State Bioethics by Jim Fossett:
Abortion in the Fifty States

The most recent issue of Stateline.org, an on-line magazine that covers state government and politics, contains an excellent article on the legal status of abortion across the fifty states. The overwhelming focus on whether the newly constituted Supreme Court will overturn or modify Roe v. Wade doesn’t pay enough attention to the fact that state actions will be more influential in determining womens’ access to abortion than anything the Supreme Court does. Even inside the Roe framework, the accessibility of abortion varies enormously across the states. In larger, more urbanized states; access to abortion providers is better. Fewer than 10 percent of the women in California, New York, Connecticut, Massachusetts, and New Jersey live in a county without an abortion provider. By contrast, 75 percent of the women in smaller rural states such as West Virginia, Mississippi, and Wyoming have to travel to another county. Some states have gone to considerable trouble to make abortions as difficult to get as possible while staying inside the Roe framework. In others, the right of a woman to terminate a pregnancy has been held to be constitutionally protected. The point is clear---Changes to Roe v. Wade are only the first step, and maybe not the most important one, in changing access to abortion. What does, or doesn’t, happen in state capitals is likely to have more far wide reaching consequences.
James Fossett, Director of the Bioethics and State Policy program of Rockefeller Institute of Government and AMBI

comments

Your link to the article is broken.

You write of "access" as if women uniformly have some enthusiasm for abortion. Some women don't want a friendly neighborhood abortionist; they want to have their babies, free of pressure to get scraped out.
It's primarily the women of the urban, abortion-friendly states that are lamenting the lack of "access" for women in states without as many abortionists.
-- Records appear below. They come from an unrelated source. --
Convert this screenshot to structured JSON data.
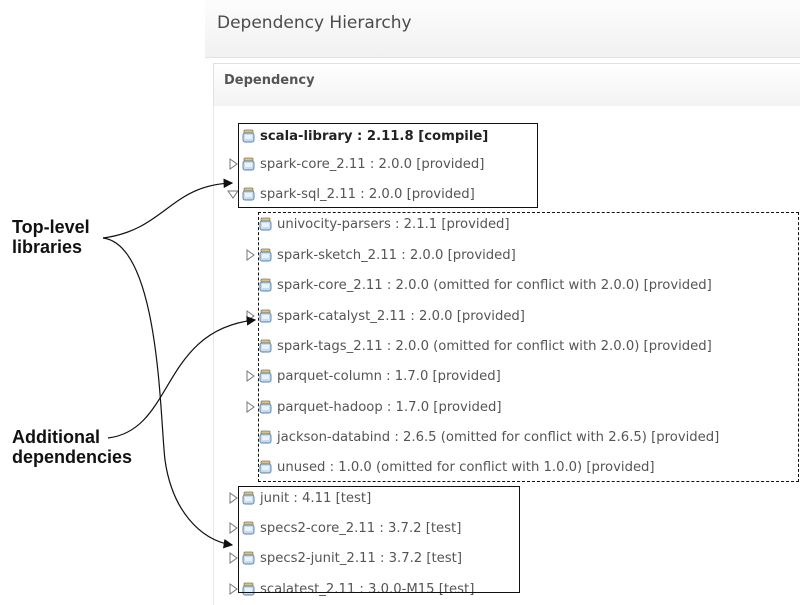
{
  "header": {
    "title": "Dependency Hierarchy"
  },
  "section": {
    "title": "Dependency"
  },
  "tree": [
    {
      "label": "scala-library : 2.11.8 [compile]",
      "indent": 0,
      "toggle": "none",
      "bold": true
    },
    {
      "label": "spark-core_2.11 : 2.0.0 [provided]",
      "indent": 0,
      "toggle": "collapsed"
    },
    {
      "label": "spark-sql_2.11 : 2.0.0 [provided]",
      "indent": 0,
      "toggle": "expanded"
    },
    {
      "label": "univocity-parsers : 2.1.1 [provided]",
      "indent": 1,
      "toggle": "none"
    },
    {
      "label": "spark-sketch_2.11 : 2.0.0 [provided]",
      "indent": 1,
      "toggle": "collapsed"
    },
    {
      "label": "spark-core_2.11 : 2.0.0 (omitted for conflict with 2.0.0) [provided]",
      "indent": 1,
      "toggle": "none"
    },
    {
      "label": "spark-catalyst_2.11 : 2.0.0 [provided]",
      "indent": 1,
      "toggle": "collapsed"
    },
    {
      "label": "spark-tags_2.11 : 2.0.0 (omitted for conflict with 2.0.0) [provided]",
      "indent": 1,
      "toggle": "none"
    },
    {
      "label": "parquet-column : 1.7.0 [provided]",
      "indent": 1,
      "toggle": "collapsed"
    },
    {
      "label": "parquet-hadoop : 1.7.0 [provided]",
      "indent": 1,
      "toggle": "collapsed"
    },
    {
      "label": "jackson-databind : 2.6.5 (omitted for conflict with 2.6.5) [provided]",
      "indent": 1,
      "toggle": "none"
    },
    {
      "label": "unused : 1.0.0 (omitted for conflict with 1.0.0) [provided]",
      "indent": 1,
      "toggle": "none"
    },
    {
      "label": "junit : 4.11 [test]",
      "indent": 0,
      "toggle": "collapsed"
    },
    {
      "label": "specs2-core_2.11 : 3.7.2 [test]",
      "indent": 0,
      "toggle": "collapsed"
    },
    {
      "label": "specs2-junit_2.11 : 3.7.2 [test]",
      "indent": 0,
      "toggle": "collapsed"
    },
    {
      "label": "scalatest_2.11 : 3.0.0-M15 [test]",
      "indent": 0,
      "toggle": "collapsed"
    }
  ],
  "annotations": {
    "top_level": "Top-level\nlibraries",
    "additional": "Additional\ndependencies"
  },
  "icons": {
    "collapsed": "triangle-right-icon",
    "expanded": "triangle-down-icon",
    "jar": "jar-icon"
  }
}
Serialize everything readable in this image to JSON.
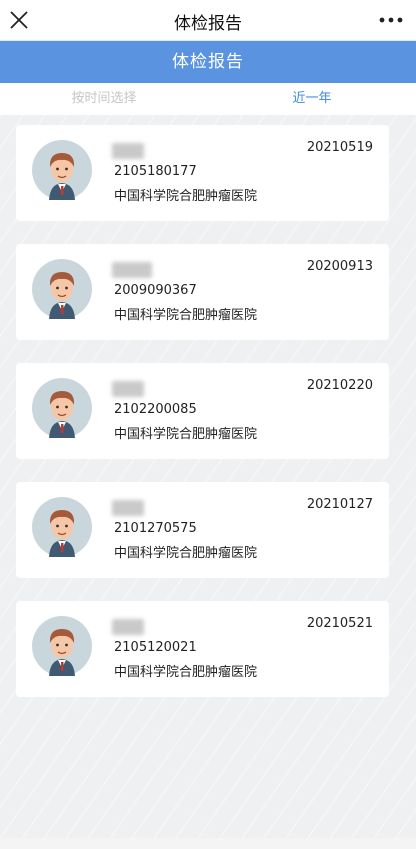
{
  "window": {
    "title": "体检报告",
    "close_icon": "close-icon",
    "more_icon": "more-dots-icon"
  },
  "banner": {
    "title": "体检报告"
  },
  "filters": {
    "time_select": "按时间选择",
    "recent_year": "近一年"
  },
  "reports": [
    {
      "name_hidden": true,
      "report_no": "2105180177",
      "hospital": "中国科学院合肥肿瘤医院",
      "date": "20210519"
    },
    {
      "name_hidden": true,
      "report_no": "2009090367",
      "hospital": "中国科学院合肥肿瘤医院",
      "date": "20200913"
    },
    {
      "name_hidden": true,
      "report_no": "2102200085",
      "hospital": "中国科学院合肥肿瘤医院",
      "date": "20210220"
    },
    {
      "name_hidden": true,
      "report_no": "2101270575",
      "hospital": "中国科学院合肥肿瘤医院",
      "date": "20210127"
    },
    {
      "name_hidden": true,
      "report_no": "2105120021",
      "hospital": "中国科学院合肥肿瘤医院",
      "date": "20210521"
    }
  ],
  "colors": {
    "banner": "#5a93e0",
    "active_tab": "#3d86e0",
    "inactive_tab": "#c6c6c6"
  }
}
Well, clearly there's just not the demand. To lament a lack of "access" to something there's no demand for makes no sense.

Clearly the abortion rate in a particular state is influenced by a lot of things,including values, besides the availability of providers and state restrictions on the procedure.I'd be willing to bet that the demand's not zero in any state--there were over 800 abortions in South Dakota last year--although there are states that don't have any resident providers.

Christina,
Ha. Your comment had me laughing. Thanks for brightening my day.